Oleh: Wenshi Sofyan Jimmy Yosadi SH. (Advokat, Dewan Pakar MATAKIN, Pengurus FKUB Sulut)
Manado, BeritaManado.com — Agama Khonghucu / Ru Jiao tersebar di seluruh dunia dan dipeluk oleh mereka yang menyakininya apapun latar belakang etnis, ras dan dari penduduk negara manapun di muka bumi ini.
Mayoritas pemeluk agama Khonghucu berasal dari keturunan Tionghoa, namun agama Khonghucu untuk semua umat manusia.
Kedatangan orang-orang dari Tiongkok ke Nusantara berabad-abad yang lalu telah memperkaya agama dan budaya di Indonesia hingga saat ini.
Terdapat banyak Klenteng/Miào/Bio sebagai rumah ibadat Khonghucu di seluruh Indonesia, diantaranya di pulau Jawa terdapat di Ancol Jakarta, Semarang, Rembang, Lasem, Tuban dan sebagainya.
Di luar pulau Jawa terdapat banyak Klenteng tua ratusan tahun diantaranya di kota Makasar dan Manado.
Pada tahun 1729 di Batavia kini Jakarta telah aktif berdiri Sh?yuàn Taman Pendidikan Khonghucu yang bernama Míng chéng sh?yuàn/Taman belajar menggemilangkan iman.
Pada 17 Maret 1900, di Batavia berdiri sebuah lembaga yang bernama Tiong Hoa Hwee Koan/Zh?nghuá huìgu?n yang dipelopori tokoh-tokoh Khonghucu dengan tujuan memurnikan ajaran agama Khonghucu dan pendikan yang setara.
Pada tahun 1918 berdiri Lembaga keagamaan Khonghucu yang bernama Khong Khauw Hwee/K?ng jiàohuì di kota Solo.
Kemudian menyusul beberapa tempat lainnya yakni di Bandung, Cirebon, Surabaya, Makasar, Malang, Semarang dan lain-lain.
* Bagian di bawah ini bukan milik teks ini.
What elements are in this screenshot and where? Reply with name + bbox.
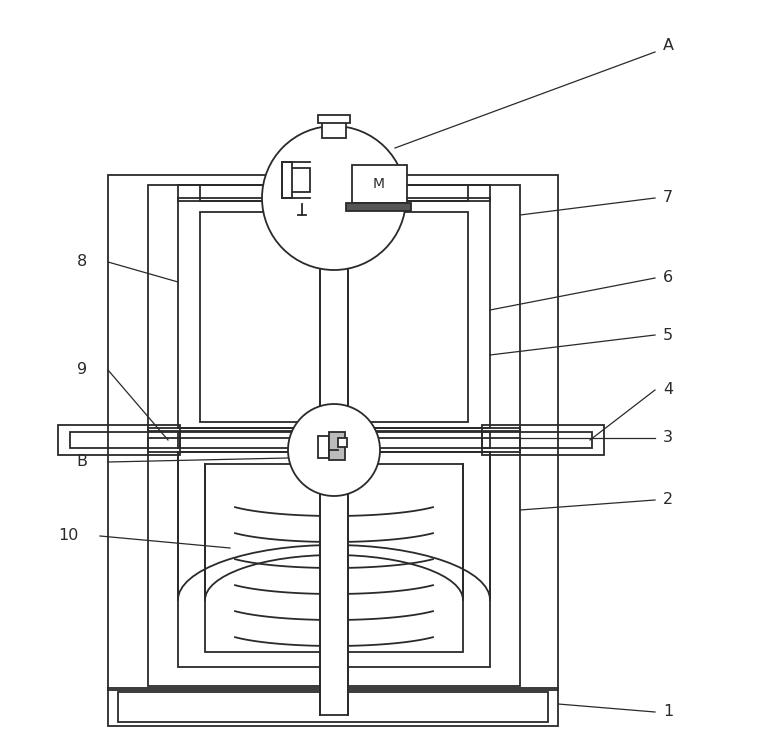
Text: 9: 9 (77, 362, 87, 377)
Bar (178, 185, 490, 201)
Text: 10: 10 (58, 528, 78, 543)
Bar (178, 452, 490, 667)
Bar (58, 425, 180, 455)
Text: 6: 6 (663, 270, 673, 285)
Bar (148, 185, 520, 431)
Circle shape (262, 126, 406, 270)
Bar (178, 198, 490, 428)
Bar (178, 432, 490, 448)
Bar (70, 432, 180, 448)
Text: B: B (77, 454, 88, 470)
Bar (322, 120, 346, 138)
Text: M: M (373, 177, 385, 191)
Text: 5: 5 (663, 328, 673, 342)
Text: 3: 3 (663, 431, 673, 445)
Text: 7: 7 (663, 190, 673, 205)
Bar (290, 168, 310, 192)
Bar (148, 428, 520, 452)
Bar (338, 438, 347, 447)
Bar (329, 432, 345, 460)
Bar (352, 165, 407, 203)
Bar (318, 115, 350, 123)
Text: 2: 2 (663, 493, 673, 508)
Circle shape (288, 404, 380, 496)
Bar (148, 438, 520, 686)
Bar (320, 135, 348, 715)
Text: 8: 8 (77, 254, 87, 270)
Bar (108, 688, 558, 726)
Bar (282, 162, 292, 198)
Bar (346, 203, 411, 211)
Text: A: A (662, 38, 673, 53)
Text: 4: 4 (663, 382, 673, 397)
Bar (482, 425, 604, 455)
Text: 1: 1 (663, 705, 673, 720)
Bar (482, 432, 592, 448)
Bar (118, 692, 548, 722)
Bar (200, 212, 468, 422)
Bar (205, 464, 463, 652)
Bar (108, 175, 558, 690)
Bar (318, 436, 329, 458)
Bar (200, 185, 468, 201)
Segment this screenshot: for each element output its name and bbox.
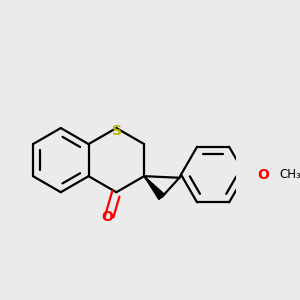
Text: S: S [112,124,122,138]
Text: O: O [257,168,269,182]
Text: O: O [101,210,113,224]
Polygon shape [144,176,165,200]
Text: CH₃: CH₃ [279,168,300,181]
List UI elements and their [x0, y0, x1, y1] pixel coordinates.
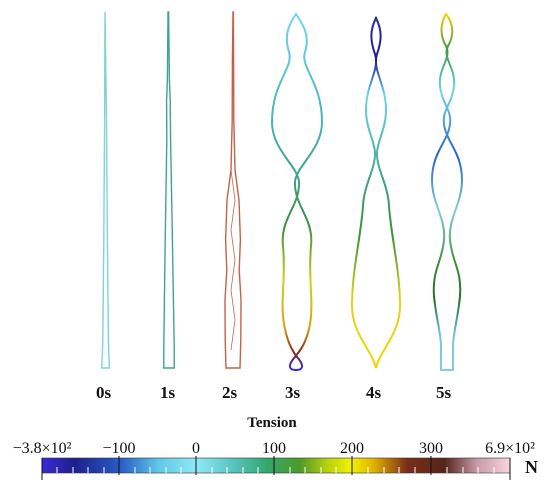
colorbar-tick-label: 200 — [340, 440, 364, 457]
frame-2s: 2s — [222, 11, 242, 402]
frame-5s-shape — [430, 12, 464, 371]
colorbar-tick-label: 100 — [262, 440, 286, 457]
colorbar-max-label: 6.9×10² — [485, 440, 535, 457]
frame-0s-label: 0s — [96, 383, 112, 402]
colorbar-tick-label: 300 — [419, 440, 443, 457]
frame-2s-inner — [230, 169, 236, 351]
frame-2s-shape — [224, 11, 242, 369]
frame-2s-label: 2s — [222, 383, 238, 402]
colorbar-tick-marks — [41, 456, 511, 480]
colorbar-gradient — [41, 457, 511, 474]
frame-5s-label: 5s — [436, 383, 452, 402]
colorbar-tick-label: −100 — [102, 440, 135, 457]
frame-3s-label: 3s — [285, 383, 301, 402]
frame-3s: 3s — [270, 12, 324, 402]
frame-4s-label: 4s — [366, 383, 382, 402]
frame-1s: 1s — [160, 11, 176, 402]
frame-5s: 5s — [430, 12, 464, 402]
frame-1s-shape — [163, 11, 175, 369]
colorbar-tick-label: 0 — [192, 440, 200, 457]
frame-4s-shape — [350, 15, 402, 369]
frame-1s-label: 1s — [160, 383, 176, 402]
frame-3s-shape — [270, 12, 324, 372]
colorbar-min-label: −3.8×10² — [13, 440, 72, 457]
colorbar-minor-ticks — [56, 467, 495, 473]
colorbar-unit: N — [525, 457, 538, 477]
colorbar-title: Tension — [247, 415, 297, 431]
tension-colorbar: Tension −3.8×10² −100 0 100 200 300 6.9×… — [13, 415, 538, 480]
frame-0s-shape — [101, 11, 111, 369]
frame-0s: 0s — [96, 11, 112, 402]
frame-4s: 4s — [350, 15, 402, 402]
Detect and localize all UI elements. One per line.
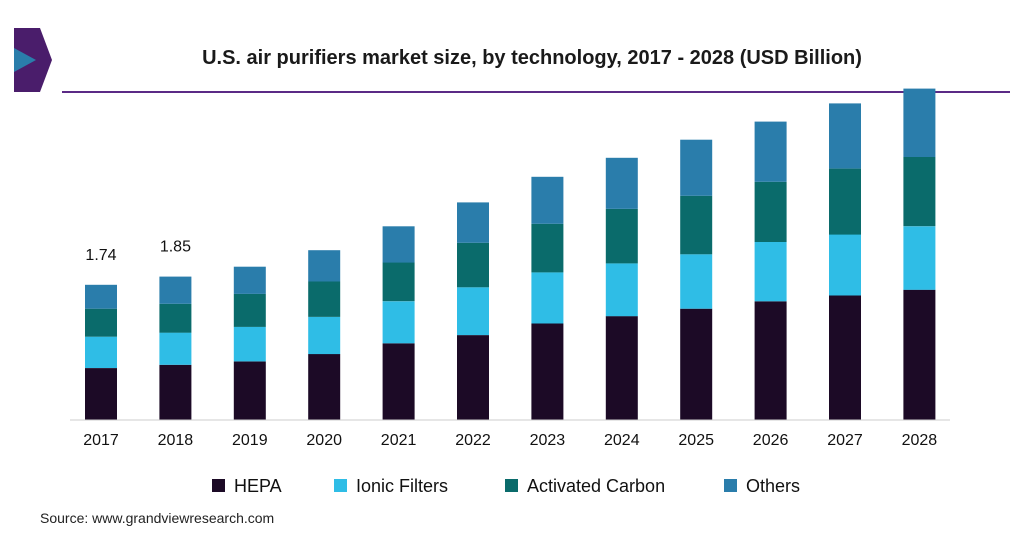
data-label-2017: 1.74 [85,247,116,264]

Pada tanggal 12 April tahun 1923 diselenggarakan Kongres pertama kalinya di Jokyakarta dan terbentuklah Khong Khauw Tjong Hwee/K?ng jiào z?ng huì/Majelis Pusat Agama Khonghucu.
Catatan sejarah inj menjadi cikal bakal lembaga MATAKIN (Majelis Tinggi Agama Khonghucu Indonesia/Yìnní k?ng jiào z?ng huì/The Supreme Council for Confucian Religion In Indonesia, lembaga Umat Khonghucu satu-satunya yang diakui Pemerintah Republik Indonesia.
Eksistensi agama Khonghucu di Nusantara sudah berabad-abad lamanya, jauh sebelum Negara Kesatuan Republik Indonesia berdiri dan diproklamasikan pada tahun 1945.
Satu tahun setelah Indonesia Merdeka, tepatnya pada tahun 1946, Pemerintah Indonesia melalui Presiden Soekarno menerbitkan Penetapan Pemerintah tentang hari raya Nomor 02/OEM-1946.
Khusus bagi kalangan Tionghoa yang mayoritas pemeluk agama Khonghucu ditetapkan empat hari raya yakni Perayaan tahun baru Imlek, Hari Lahir Nabi Khongcu / Kongzi, Cheng Beng/Qing Ming dan Hari Wafat Nabi Khongcu/Kongzi.
Pada tahun 1965, Presiden Soekarno mengeluarkan Penetapan Presiden No. 1/ Pn.Ps/1965 tentang pencegahan penyalahgunaan dan atau penodaan agama.
Dalam penjelasannya disebutkan bahwa agama-agama yang dipeluk penduduk Indonesia berdasarkan sejarahnya ada 6 (enam) yakni Islam, Kristen, Katolik, Hindu, Buddha, Khonghucu (Confucius).
Pada tahun 1969, berdasarkan UU No. 5 tahun 1969, Penetapan Presiden ini kemudian menjadi Undang-Undang dan disebut UU No. 1/PnPs/1965.
Saat rezim Orde Baru berkuasa, umat Khonghucu mengalami diskriminasi panjang dimulai dari terbitnya Instruksi Presiden Nomor 14 tahun 1967 yang ditandatangani Presiden Soeharto.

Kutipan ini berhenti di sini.